The territory’s only functioning solar farms might go dark if the Water and Power Authority doesn’t start paying for the electricity it takes and resells, company officials told regulators Tuesday.
BMR Energy’s two companies, Spanish Town Estate Solar in St. Croix and Donoe Solar in St. Thomas, sell solar-generated electricity to WAPA at between 17 cents per kilowatt hour and 13.9 cents per kilowatt hour — far less than it costs WAPA to generate a kilowatt hour, CEO Bruce Levy told the Public Services Commission.
WAPA paid for three months when the contracts were signed and then stopped, with the exception of one recent payment, Levy said. The outstanding bill is now near $5 million.
“What’s been happening for the last two and a half years for Spanish Town, and a year or so for Donoe, is we’ve been delivering power and WAPA has not been able to pay. We’re going broke. We’re still here but just barely. We don’t fix things when they break and it is unsustainable,” Levy said.
BMR’s contract with WAPA runs through 2039 on St. Croix and 2048 on St. Thomas. At the current rate, the solar energy provider would be long out of business by those dates, Levy said. WAPA was stealing BMR’s product and reselling it to its customers, he said.
Levy presented the PSC commissioners three options to mull: WAPA could pay its bill; the solar farms could go out of business; or, the PSC could allow BMR to sell directly to a select group of high-use customers, partially breaking WAPA’s six-decade monopoly in the Virgin Islands.
Within three months, he said, these 15 or 20 customers could be paying a lower rate per kilowatt hour billed in part by BMR and in part by WAPA. The plan would run three to five years, said BMR’s attorney, Adam Marinelli, allowing WAPA time to get the high-efficiency Wartsila generators online using cheaper-than-diesel propane.

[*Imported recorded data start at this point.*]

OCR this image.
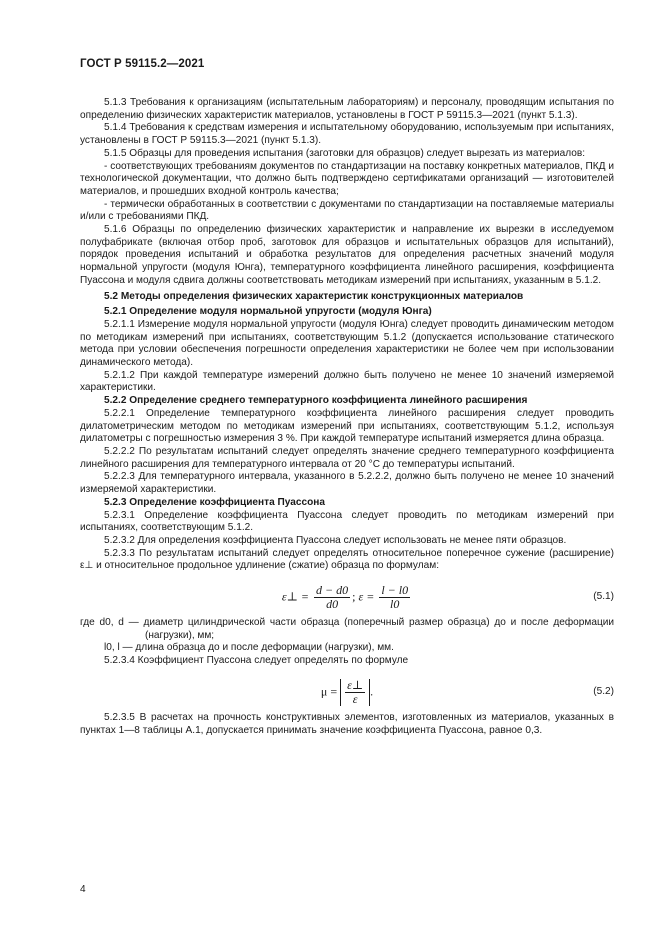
ГОСТ Р 59115.2—2021

5.1.3 Требования к организациям (испытательным лабораториям) и персоналу, проводящим испытания по определению физических характеристик материалов, установлены в ГОСТ Р 59115.3—2021 (пункт 5.1.3).

5.1.4 Требования к средствам измерения и испытательному оборудованию, используемым при испытаниях, установлены в ГОСТ Р 59115.3—2021 (пункт 5.1.3).

5.1.5 Образцы для проведения испытания (заготовки для образцов) следует вырезать из материалов:

- соответствующих требованиям документов по стандартизации на поставку конкретных материалов, ПКД и технологической документации, что должно быть подтверждено сертификатами организаций — изготовителей материалов, и прошедших входной контроль качества;

- термически обработанных в соответствии с документами по стандартизации на поставляемые материалы и/или с требованиями ПКД.

5.1.6 Образцы по определению физических характеристик и направление их вырезки в исследуемом полуфабрикате (включая отбор проб, заготовок для образцов и испытательных образцов для испытаний), порядок проведения испытаний и обработка результатов для определения расчетных значений модуля нормальной упругости (модуля Юнга), температурного коэффициента линейного расширения, коэффициента Пуассона и модуля сдвига должны соответствовать методикам измерений при испытаниях, указанным в 5.1.2.

5.2 Методы определения физических характеристик конструкционных материалов

5.2.1 Определение модуля нормальной упругости (модуля Юнга)

5.2.1.1 Измерение модуля нормальной упругости (модуля Юнга) следует проводить динамическим методом по методикам измерений при испытаниях, соответствующим 5.1.2 (допускается использование статического метода при условии обеспечения погрешности определения характеристики не более чем при использовании динамического метода).

5.2.1.2 При каждой температуре измерений должно быть получено не менее 10 значений измеряемой характеристики.

5.2.2 Определение среднего температурного коэффициента линейного расширения

5.2.2.1 Определение температурного коэффициента линейного расширения следует проводить дилатометрическим методом по методикам измерений при испытаниях, соответствующим 5.1.2, используя дилатометры с погрешностью измерения 3 %. При каждой температуре испытаний измеряется длина образца.

5.2.2.2 По результатам испытаний следует определять значение среднего температурного коэффициента линейного расширения для температурного интервала от 20 °С до температуры испытаний.

5.2.2.3 Для температурного интервала, указанного в 5.2.2.2, должно быть получено не менее 10 значений измеряемой характеристики.

5.2.3 Определение коэффициента Пуассона

5.2.3.1 Определение коэффициента Пуассона следует проводить по методикам измерений при испытаниях, соответствующим 5.1.2.

5.2.3.2 Для определения коэффициента Пуассона следует использовать не менее пяти образцов.

5.2.3.3 По результатам испытаний следует определять относительное поперечное сужение (расширение) ε⊥ и относительное продольное удлинение (сжатие) образца по формулам:

ε⊥ = $\frac{d - d0}{d0}$ ; $\varepsilon = \frac{l - l0}{l0}$	(5.1)

где d0, d — диаметр цилиндрической части образца (поперечный размер образца) до и после деформации (нагрузки), мм;

l0, l — длина образца до и после деформации (нагрузки), мм.

5.2.3.4 Коэффициент Пуассона следует определять по формуле

$\mu = \frac{\varepsilon\perp}{\varepsilon}$ .	(5.2)

5.2.3.5 В расчетах на прочность конструктивных элементов, изготовленных из материалов, указанных в пунктах 1—8 таблицы А.1, допускается принимать значение коэффициента Пуассона, равное 0,3.

4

WAPA’s legal counsel strenuously objected to the proposal, saying a contract dispute between the companies was outside the scope of the PSC, which oversees utility rates, telecommunications services, and franchised ferry services.
Marinelli called the argument a misrepresentation. The payment dispute was almost certainly headed to court, which was unfortunate, he said, because courtroom battles are expensive.
“That’s not something that WAPA should encourage,” he said. “They should stop pressing that envelope.”
BMR was not asking the PSC to consider the contract, however, but whether to allow the sale of electricity, which was within the PSC’s purview, Marinelli said.
After the PSC meeting, Marinelli said BMR was not interested in becoming a utility competing with WAPA nor in bleeding WAPA at a time when it was already financially challenged. BMR only drew up the plan as a way to remain solvent.
Commissioner David Hughes suggested, if WAPA wasn’t paying its solar bills, an alternative solution would be to reduce funding allotted specifically for those payments.
“We need to remove the financial incentive for the utility to act in this way,” Hughes said.
The PSC said both sides would formally argue the matter at their Oct. 8 meeting.
WAPA received a fuel delivery as expected over the weekend and had roughly 14 days of fuel on hand, said Executive Director Karl Knight.
“It’s a couple weeks of fuel,” he said. “It’s not a large order.”
He hoped for a second delivery to arrive Sept 18.